L: We had the chance to record the voice of Ilyas – a young boy from Belgium who’s amazingly talented in interpreting text. He not only recorded his voice from the plot. We also employed his voice to train a small text-to-speech tool. At times, the voice sounds really synthetic and uncanny, and the fact he’s a child further enhances some of the more peculiar elements within the installation.
BG: My last question is about the title: Distrust Everything. Why?

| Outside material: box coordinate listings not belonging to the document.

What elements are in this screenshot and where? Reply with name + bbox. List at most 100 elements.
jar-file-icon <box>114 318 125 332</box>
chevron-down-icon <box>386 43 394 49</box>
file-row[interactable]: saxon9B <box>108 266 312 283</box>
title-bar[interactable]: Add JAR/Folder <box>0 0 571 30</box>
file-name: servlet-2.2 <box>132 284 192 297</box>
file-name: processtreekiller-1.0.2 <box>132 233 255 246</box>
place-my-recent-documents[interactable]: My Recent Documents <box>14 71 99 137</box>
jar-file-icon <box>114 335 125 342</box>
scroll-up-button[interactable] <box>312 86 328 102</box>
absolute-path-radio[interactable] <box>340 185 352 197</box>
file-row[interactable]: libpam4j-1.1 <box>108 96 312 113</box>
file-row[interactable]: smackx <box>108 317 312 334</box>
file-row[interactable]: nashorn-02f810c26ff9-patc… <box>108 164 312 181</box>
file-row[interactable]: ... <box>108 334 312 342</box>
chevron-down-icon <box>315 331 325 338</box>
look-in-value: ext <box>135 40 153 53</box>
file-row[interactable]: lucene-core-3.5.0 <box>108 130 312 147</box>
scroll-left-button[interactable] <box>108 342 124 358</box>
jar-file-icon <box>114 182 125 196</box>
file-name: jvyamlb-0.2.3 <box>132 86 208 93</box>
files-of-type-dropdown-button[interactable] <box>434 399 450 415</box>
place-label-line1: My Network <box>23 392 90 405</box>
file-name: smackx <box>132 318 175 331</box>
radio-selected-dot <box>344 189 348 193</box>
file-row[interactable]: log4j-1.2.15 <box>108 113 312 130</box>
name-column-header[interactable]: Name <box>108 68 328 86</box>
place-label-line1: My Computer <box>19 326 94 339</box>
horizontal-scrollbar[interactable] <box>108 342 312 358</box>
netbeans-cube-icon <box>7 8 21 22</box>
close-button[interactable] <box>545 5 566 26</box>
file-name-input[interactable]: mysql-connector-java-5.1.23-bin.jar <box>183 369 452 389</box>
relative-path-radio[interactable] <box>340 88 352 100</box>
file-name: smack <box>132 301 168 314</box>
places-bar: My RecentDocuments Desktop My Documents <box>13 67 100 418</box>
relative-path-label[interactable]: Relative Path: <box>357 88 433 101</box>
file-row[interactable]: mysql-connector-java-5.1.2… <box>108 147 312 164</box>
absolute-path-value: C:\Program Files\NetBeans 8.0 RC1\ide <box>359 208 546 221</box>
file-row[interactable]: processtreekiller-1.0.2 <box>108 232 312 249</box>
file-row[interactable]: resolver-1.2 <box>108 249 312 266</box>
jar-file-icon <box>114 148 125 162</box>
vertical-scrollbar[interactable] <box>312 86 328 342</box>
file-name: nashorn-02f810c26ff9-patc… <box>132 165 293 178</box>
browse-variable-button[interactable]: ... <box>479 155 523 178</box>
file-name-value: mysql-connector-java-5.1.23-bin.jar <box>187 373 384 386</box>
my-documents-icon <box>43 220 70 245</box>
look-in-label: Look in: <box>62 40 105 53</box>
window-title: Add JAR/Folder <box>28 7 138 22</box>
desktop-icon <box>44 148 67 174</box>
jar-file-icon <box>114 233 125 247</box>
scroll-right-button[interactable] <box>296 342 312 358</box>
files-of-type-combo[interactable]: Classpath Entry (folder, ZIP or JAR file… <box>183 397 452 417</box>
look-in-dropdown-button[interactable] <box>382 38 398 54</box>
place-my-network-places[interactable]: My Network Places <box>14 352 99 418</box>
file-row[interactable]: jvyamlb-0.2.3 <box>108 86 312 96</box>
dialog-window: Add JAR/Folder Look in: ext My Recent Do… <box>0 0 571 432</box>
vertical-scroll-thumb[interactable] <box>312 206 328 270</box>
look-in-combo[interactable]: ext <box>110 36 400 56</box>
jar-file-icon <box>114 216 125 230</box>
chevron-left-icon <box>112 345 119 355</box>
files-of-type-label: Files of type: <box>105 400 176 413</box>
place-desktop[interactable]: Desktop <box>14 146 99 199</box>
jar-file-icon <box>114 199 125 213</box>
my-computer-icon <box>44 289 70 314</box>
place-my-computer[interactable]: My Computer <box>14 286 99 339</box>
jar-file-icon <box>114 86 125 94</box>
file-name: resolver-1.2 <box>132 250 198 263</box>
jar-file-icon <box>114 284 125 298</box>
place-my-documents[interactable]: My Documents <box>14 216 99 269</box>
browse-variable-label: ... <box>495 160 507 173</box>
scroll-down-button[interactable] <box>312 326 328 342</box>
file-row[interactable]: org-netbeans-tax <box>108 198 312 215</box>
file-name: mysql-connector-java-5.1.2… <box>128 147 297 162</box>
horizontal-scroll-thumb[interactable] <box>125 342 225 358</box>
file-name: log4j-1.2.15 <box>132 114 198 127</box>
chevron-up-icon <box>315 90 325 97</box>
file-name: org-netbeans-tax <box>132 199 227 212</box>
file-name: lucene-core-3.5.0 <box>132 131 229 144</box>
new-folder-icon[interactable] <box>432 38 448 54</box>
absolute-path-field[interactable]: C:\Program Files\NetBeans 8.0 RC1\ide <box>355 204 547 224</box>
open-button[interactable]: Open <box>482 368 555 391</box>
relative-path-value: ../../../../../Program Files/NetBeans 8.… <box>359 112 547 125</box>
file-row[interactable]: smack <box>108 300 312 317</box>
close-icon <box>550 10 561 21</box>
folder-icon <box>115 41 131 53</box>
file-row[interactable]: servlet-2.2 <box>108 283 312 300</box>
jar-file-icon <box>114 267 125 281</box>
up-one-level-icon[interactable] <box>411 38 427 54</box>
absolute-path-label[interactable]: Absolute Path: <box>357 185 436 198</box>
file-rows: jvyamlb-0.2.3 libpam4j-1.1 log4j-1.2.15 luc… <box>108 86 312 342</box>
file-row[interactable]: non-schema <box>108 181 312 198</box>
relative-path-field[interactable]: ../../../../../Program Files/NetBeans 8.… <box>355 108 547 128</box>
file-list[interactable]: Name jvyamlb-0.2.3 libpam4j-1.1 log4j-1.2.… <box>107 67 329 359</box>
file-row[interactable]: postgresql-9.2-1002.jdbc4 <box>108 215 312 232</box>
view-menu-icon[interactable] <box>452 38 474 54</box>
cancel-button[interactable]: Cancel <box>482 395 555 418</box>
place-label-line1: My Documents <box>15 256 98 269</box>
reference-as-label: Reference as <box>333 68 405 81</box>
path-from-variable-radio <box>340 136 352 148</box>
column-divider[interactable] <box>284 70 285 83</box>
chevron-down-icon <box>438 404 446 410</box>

L: Well, it’s not exactly easy to provide a brief explanation, but let’s say Distrust Everything is an invitation to retool our relationship with the external world, that which we often perceive as something of a ‘given’ thing, as a datum. The boundary between dreams and reality is often blurred, which I think feels especially true in today’s world, and certainly in the so-called “post truth” society. We literally inhabit narrations and exist in a time where feelings and impressions seem to be more relevant than facts. Perhaps I can provide a little provocation here, in addition to that: I think the idea of truth, particularly the way in which we understand it in 2021 and simply as we feel it nowadays, it somehow has become an overrated tenet of reality. This is something rather evident in more recent examples of right-wing and populist movements, as there is an understanding that emotions indeed affect reality more often than truth. Perhaps then, we should rethink this rather normative or stable idea of truth which we have and consider abandoning the idea that the world we believe we live in is mirrored by reality. We could possibly then try to build new narrations and imagery, that which could help us truly heal instead of simply “understanding”. You could say, that is more or less what Distrust Everything is about.**
LOREM’s Distrust Everything ran at Elevate Festival in Graz from August 4 to 8, 2021.